Chaque page illustre la paranoïa qui le suivit et le fustigèrent en tant qu’agent communiste au sein de l’usine à rêve. Elle tourna pour lui au cauchemar.

Artiste juive  le pouvoir du son d'après l'artiste juive Suzanne Philipsz

Artiste juive le pouvoir du son d'après l'artiste juive Suzanne Philipsz

Cette exposition permet de sublimer le travail de Susan Philipsz qui depuis 20 ans à travers ses oeuvres explore le pouvoir physiologique et sculptural des sons.

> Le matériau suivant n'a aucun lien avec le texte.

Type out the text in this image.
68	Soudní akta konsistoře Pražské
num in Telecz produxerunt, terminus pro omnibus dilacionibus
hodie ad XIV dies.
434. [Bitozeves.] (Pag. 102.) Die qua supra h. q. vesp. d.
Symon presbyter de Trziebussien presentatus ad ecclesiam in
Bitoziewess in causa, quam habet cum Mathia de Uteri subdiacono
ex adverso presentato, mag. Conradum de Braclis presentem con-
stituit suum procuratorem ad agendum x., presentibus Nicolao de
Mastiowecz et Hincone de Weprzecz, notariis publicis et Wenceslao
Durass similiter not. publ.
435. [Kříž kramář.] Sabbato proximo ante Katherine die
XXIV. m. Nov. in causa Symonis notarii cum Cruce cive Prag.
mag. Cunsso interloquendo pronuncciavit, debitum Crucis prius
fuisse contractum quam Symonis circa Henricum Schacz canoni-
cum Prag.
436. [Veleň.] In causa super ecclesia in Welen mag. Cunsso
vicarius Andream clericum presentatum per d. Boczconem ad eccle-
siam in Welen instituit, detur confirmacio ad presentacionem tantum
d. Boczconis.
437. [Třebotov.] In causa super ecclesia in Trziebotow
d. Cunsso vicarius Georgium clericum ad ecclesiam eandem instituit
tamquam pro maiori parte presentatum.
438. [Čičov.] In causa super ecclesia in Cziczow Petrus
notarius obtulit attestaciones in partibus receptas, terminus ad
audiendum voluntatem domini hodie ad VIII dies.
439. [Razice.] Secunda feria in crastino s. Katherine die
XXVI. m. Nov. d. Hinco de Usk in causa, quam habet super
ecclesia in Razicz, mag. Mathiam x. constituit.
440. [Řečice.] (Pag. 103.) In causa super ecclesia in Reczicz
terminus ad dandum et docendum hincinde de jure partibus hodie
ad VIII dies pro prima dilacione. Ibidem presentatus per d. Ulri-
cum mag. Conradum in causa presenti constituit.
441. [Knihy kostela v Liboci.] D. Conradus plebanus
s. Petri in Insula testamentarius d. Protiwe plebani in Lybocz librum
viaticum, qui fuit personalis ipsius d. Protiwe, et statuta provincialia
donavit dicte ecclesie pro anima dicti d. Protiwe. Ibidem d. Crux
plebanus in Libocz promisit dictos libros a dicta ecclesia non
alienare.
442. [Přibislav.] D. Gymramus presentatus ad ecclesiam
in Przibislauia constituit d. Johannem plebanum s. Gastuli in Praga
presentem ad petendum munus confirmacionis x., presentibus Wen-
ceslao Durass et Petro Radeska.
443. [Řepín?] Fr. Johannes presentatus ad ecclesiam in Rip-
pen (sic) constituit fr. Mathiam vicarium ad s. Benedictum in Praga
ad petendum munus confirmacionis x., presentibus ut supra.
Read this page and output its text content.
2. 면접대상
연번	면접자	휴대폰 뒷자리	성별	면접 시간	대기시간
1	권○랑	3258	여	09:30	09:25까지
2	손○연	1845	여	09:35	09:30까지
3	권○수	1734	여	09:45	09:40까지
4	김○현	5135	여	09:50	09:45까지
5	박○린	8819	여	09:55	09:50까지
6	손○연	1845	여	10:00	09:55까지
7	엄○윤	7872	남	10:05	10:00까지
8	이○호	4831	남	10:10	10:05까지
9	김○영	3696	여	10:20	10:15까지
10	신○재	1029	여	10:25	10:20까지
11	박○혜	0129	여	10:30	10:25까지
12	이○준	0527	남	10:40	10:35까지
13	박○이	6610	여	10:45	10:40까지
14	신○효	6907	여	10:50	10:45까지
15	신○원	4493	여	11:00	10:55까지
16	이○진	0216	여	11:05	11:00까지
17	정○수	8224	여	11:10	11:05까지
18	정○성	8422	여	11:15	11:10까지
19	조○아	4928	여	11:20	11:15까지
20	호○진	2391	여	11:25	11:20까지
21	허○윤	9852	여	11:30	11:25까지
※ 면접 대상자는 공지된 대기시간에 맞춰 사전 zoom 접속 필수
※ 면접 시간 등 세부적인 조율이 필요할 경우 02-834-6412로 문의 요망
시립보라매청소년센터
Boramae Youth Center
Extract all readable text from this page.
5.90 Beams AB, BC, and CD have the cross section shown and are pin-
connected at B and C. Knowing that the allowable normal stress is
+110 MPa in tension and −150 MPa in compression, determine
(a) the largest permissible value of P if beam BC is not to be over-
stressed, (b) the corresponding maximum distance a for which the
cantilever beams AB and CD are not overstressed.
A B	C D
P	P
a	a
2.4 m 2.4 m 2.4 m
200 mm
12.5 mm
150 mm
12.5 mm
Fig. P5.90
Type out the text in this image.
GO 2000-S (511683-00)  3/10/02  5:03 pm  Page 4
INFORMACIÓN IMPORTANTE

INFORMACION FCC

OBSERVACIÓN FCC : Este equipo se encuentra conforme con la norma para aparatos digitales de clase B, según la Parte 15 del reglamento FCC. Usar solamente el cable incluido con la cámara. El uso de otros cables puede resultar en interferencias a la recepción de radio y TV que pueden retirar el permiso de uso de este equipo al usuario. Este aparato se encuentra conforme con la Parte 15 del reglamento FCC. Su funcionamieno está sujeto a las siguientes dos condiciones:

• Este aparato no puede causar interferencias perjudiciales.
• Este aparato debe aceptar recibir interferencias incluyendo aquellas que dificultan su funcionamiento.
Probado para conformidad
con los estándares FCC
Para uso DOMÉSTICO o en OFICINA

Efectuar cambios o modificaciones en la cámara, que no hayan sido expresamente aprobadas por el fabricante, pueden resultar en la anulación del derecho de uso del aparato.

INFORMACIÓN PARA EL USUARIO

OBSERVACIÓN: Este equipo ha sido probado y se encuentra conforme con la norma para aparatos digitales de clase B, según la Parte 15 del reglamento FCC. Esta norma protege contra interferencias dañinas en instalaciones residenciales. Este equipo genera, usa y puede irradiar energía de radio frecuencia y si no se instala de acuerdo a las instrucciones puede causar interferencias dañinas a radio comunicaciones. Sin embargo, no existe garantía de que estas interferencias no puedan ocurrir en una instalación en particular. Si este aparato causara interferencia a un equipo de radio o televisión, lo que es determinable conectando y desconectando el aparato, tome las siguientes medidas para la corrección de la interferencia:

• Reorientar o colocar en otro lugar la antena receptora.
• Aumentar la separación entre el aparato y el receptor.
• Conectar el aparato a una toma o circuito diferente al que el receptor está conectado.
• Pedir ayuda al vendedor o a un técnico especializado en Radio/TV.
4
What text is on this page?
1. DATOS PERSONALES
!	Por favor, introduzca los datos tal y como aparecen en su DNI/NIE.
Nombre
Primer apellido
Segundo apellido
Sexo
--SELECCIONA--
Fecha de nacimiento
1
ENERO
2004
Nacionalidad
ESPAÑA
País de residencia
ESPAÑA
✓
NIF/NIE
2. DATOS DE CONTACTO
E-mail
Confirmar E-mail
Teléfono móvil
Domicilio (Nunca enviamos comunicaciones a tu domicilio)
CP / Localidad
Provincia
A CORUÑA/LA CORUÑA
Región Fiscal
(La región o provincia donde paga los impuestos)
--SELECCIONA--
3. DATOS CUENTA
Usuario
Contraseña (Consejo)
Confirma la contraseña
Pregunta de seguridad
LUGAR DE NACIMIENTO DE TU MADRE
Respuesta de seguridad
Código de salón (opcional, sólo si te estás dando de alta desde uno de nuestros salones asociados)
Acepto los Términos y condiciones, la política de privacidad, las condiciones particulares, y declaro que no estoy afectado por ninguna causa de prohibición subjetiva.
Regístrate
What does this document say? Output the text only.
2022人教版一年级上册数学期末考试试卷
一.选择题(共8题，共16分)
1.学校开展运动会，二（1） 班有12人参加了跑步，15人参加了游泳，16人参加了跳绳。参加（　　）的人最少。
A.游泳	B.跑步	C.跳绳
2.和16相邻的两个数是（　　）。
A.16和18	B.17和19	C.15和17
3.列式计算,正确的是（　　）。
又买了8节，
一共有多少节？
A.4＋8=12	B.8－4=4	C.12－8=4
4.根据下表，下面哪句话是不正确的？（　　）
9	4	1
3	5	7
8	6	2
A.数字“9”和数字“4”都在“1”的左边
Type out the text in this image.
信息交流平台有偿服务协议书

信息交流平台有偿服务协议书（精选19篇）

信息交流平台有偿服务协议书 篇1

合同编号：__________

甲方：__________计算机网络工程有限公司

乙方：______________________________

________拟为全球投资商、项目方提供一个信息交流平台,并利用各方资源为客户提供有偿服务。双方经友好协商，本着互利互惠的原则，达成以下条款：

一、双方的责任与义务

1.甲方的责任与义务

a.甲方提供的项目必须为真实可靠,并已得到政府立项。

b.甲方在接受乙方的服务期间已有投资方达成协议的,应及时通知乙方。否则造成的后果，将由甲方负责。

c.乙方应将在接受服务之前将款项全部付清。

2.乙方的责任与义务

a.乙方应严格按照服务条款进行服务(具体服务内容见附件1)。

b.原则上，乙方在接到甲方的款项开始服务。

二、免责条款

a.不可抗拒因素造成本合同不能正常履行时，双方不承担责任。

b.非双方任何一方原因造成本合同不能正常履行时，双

Utilisant souvent sa propre voix l’artiste crée une immersion dans des architectures vides mais impressionnantes. Avant Eisler elle s’est déjà intéressée pour faire surgir un sentiment du deuil et de la perte par une sorte de « vivance » qui passe autant par des ballades du XVIème siècle écossais comme par le Ziggy Stardust de David Bowie.

Chaque installation est unique et explore des sentiments tels que la disparition, l’abandon, l’espoir, le retour.